Laurine Gélinotte, diététicienne-nutritionniste à la Maison Médicale de Valmy à Dijon s’engage activement dans la prévention du surpoids chez l’enfant, avec le soutien de la CPTS Centre 21. Découvrez son parcours et son engagement.
Présentez-vous.
« Je m’appelle Laurine Gélinotte. J’exerce depuis six ans en tant que diététicienne. Après trois années au sein de l’hôpital de Semur-en-Auxois, j’ai choisi de m’orienter vers l’exercice libéral en mars 2024.
Aujourd’hui, je partage mon activité entre différents lieux : à hauteur de 40 %, je travaille au sein de l’équipe médicale Nutrition Obésité (EMNO), intégrée au parcours Article 51, les lundis et mardis à la Maison Médicale de Valmy à Dijon. Le vendredi matin, j’interviens à l’Association du Renouveau, centre d’addictologie, pour accompagner les patients présentant des conduites addictives.
Le reste de mon activité se déroule en libéral, au sein du même cabinet, à travers des consultations individuelles. J’anime également des ateliers de prévention et d’éducation à l’alimentation : ateliers cuisine, actions collectives et interventions thématiques auprès de publics variés. Cette diversité me permet d’allier soin, prévention et éducation pour la santé.»
En 2026, la CPTS Centre 21 soutient votre engagement pour la prévention du surpoids des enfants à travers le programme CROKY BOUGE. En quoi consiste-t-il ?
CROKY BOUGE est un programme de prévention destiné aux enfants de CP. Il vise à promouvoir la santé globale, notamment la prévention du surpoids et de l’obésité, tout en s’inscrivant dans le socle commun de connaissances et de compétences des élèves.
Ce programme s’appuie sur une démarche d’éducation à la santé répondant aux sept objectifs prioritaires de la politique éducative de santé. Il permet d’aborder des thématiques clés telles que le rythme de vie, le développement du goût, l’activité physique, la consommation d’eau, les fruits et légumes, ainsi que la faim et le plaisir.
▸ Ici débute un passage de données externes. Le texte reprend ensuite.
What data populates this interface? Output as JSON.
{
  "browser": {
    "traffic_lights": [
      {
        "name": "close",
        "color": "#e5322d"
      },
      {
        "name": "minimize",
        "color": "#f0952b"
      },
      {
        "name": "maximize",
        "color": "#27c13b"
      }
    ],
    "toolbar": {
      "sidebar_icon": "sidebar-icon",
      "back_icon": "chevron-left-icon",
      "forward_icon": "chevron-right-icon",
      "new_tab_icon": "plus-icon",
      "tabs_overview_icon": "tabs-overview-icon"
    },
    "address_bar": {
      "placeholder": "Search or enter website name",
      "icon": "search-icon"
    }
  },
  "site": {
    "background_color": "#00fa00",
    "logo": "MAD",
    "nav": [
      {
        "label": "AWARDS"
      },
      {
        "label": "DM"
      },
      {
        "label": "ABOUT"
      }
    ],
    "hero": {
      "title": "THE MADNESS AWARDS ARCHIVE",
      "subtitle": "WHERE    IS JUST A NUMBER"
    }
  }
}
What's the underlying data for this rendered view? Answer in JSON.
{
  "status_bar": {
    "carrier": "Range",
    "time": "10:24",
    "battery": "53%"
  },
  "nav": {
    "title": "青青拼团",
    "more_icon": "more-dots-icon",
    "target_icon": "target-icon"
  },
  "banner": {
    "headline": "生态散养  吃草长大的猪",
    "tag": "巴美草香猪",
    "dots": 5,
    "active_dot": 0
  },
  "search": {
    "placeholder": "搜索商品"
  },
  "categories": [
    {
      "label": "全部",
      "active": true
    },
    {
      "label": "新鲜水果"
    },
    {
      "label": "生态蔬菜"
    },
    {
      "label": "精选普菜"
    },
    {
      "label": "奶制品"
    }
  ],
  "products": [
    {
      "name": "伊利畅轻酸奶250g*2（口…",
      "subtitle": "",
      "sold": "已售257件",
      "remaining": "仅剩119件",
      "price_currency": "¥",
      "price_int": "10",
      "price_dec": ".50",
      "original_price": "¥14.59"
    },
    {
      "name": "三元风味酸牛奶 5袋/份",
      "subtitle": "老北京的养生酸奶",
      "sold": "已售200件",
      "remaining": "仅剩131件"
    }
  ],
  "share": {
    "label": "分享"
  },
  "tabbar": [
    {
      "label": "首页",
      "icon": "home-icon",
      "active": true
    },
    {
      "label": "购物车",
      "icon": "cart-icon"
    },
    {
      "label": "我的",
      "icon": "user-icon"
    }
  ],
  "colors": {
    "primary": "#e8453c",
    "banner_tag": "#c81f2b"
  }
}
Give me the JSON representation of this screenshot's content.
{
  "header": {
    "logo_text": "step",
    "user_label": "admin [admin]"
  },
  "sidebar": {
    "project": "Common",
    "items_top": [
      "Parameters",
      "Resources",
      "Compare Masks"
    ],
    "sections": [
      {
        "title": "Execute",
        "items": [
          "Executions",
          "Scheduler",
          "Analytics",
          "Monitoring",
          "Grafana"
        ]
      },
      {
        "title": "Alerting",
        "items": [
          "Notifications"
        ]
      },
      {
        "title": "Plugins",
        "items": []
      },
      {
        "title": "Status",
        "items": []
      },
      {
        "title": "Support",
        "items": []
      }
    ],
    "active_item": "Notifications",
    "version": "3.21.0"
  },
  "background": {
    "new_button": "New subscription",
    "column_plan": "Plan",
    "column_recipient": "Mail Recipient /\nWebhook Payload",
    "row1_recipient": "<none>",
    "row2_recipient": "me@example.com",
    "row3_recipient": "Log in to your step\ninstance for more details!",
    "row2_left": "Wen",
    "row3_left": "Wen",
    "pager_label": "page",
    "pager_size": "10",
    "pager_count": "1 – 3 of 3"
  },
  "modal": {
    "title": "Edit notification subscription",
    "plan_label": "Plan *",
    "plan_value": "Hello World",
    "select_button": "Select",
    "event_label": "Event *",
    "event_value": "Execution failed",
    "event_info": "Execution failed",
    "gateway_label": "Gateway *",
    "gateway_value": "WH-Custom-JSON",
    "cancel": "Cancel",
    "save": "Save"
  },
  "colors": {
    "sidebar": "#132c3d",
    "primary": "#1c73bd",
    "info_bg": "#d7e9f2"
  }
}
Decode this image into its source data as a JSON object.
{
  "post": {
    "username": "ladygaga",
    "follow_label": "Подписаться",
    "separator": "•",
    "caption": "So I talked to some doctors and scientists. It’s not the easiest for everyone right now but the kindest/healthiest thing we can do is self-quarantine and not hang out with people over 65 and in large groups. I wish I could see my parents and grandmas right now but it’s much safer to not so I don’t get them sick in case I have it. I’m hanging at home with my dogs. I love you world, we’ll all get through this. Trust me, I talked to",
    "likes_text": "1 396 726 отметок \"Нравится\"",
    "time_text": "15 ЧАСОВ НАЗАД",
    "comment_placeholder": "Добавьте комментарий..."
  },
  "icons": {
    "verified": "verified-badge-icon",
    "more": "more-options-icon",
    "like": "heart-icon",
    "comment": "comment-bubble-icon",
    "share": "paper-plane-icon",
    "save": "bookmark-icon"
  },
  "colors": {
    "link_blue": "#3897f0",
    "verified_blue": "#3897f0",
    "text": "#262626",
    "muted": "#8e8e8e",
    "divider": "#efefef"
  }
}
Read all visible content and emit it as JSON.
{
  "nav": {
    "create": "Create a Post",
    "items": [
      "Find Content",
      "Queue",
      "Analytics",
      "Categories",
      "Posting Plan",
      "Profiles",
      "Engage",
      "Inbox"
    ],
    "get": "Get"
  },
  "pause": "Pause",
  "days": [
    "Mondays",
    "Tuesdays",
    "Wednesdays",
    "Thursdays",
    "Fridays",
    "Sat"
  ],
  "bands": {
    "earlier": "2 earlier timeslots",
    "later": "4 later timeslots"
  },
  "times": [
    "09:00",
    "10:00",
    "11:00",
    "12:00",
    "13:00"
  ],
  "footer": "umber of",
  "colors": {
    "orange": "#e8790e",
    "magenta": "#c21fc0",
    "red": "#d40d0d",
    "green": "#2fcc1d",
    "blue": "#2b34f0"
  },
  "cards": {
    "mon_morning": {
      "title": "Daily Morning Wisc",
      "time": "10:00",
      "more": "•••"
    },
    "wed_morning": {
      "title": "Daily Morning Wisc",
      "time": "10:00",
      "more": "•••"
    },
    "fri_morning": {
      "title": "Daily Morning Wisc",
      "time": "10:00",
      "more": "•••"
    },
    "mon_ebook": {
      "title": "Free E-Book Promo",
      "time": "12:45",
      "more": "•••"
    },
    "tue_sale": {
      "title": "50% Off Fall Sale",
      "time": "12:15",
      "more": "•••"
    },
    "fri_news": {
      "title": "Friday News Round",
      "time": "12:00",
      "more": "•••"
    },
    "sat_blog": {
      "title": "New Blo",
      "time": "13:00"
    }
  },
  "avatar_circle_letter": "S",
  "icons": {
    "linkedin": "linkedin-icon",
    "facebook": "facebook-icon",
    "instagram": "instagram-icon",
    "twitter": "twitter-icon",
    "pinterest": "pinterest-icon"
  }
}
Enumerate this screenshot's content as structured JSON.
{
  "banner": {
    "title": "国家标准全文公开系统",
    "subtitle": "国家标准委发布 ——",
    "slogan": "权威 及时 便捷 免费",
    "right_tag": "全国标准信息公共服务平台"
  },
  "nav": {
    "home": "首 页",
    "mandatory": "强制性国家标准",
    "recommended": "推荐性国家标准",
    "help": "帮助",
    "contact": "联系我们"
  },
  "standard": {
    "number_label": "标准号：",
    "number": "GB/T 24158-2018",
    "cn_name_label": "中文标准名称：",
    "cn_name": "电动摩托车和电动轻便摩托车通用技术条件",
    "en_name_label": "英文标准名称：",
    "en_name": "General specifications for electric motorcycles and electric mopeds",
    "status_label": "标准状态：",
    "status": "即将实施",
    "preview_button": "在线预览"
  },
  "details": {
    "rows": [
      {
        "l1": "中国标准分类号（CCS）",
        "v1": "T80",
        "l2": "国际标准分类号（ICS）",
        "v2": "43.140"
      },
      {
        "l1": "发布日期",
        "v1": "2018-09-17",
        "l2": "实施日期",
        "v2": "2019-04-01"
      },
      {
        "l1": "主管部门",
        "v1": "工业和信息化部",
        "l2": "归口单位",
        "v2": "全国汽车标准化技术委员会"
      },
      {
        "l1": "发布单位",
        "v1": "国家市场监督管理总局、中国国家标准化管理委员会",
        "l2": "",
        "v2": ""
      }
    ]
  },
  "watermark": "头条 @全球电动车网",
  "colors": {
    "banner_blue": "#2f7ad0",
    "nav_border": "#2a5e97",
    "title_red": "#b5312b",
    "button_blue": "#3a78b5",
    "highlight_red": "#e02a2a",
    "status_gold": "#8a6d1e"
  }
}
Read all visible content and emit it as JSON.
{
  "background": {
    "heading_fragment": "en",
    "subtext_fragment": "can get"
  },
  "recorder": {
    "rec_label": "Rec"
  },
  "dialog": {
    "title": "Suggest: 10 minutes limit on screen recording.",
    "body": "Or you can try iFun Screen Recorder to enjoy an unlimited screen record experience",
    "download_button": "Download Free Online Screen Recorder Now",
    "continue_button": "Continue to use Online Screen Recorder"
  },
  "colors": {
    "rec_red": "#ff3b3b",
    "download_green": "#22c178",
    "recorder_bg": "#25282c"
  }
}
Formée au programme depuis octobre 2024, j’ai débuté les ateliers à l’école élémentaire de Sombernon en décembre 2024, avant de les poursuivre à l’école Jean-Baptiste Lallemand, dans le quartier de la Fontaine d’Ouche à Dijon. À la fin du cycle, j’aurai animé six ateliers entre janvier et juin 2026.
Mes motivations ? Agir en prévention plutôt qu’en curatif, réduire les inégalités de santé, protéger la santé future des enfants, développer leur autonomie et leur esprit critique, et promouvoir une relation sereine à l’alimentation. »
Le réseau RéPPOP-BFC s’engage en faveur de la prévention du surpoids de l’enfant et de l’adolescent. Quel est, selon vous, l’état des lieux de l’obésité infantile aujourd’hui en France ?
«L’obésité infantile est en nette augmentation. À l’échelle mondiale, le nombre d’enfants et d’adolescents (5 à 19 ans) en situation d’obésité dépasse désormais celui des enfants sous-alimentés. En France, environ un enfant sur dix (soit 9,4 %) est concerné en 2025, contre seulement 3 % en 2000.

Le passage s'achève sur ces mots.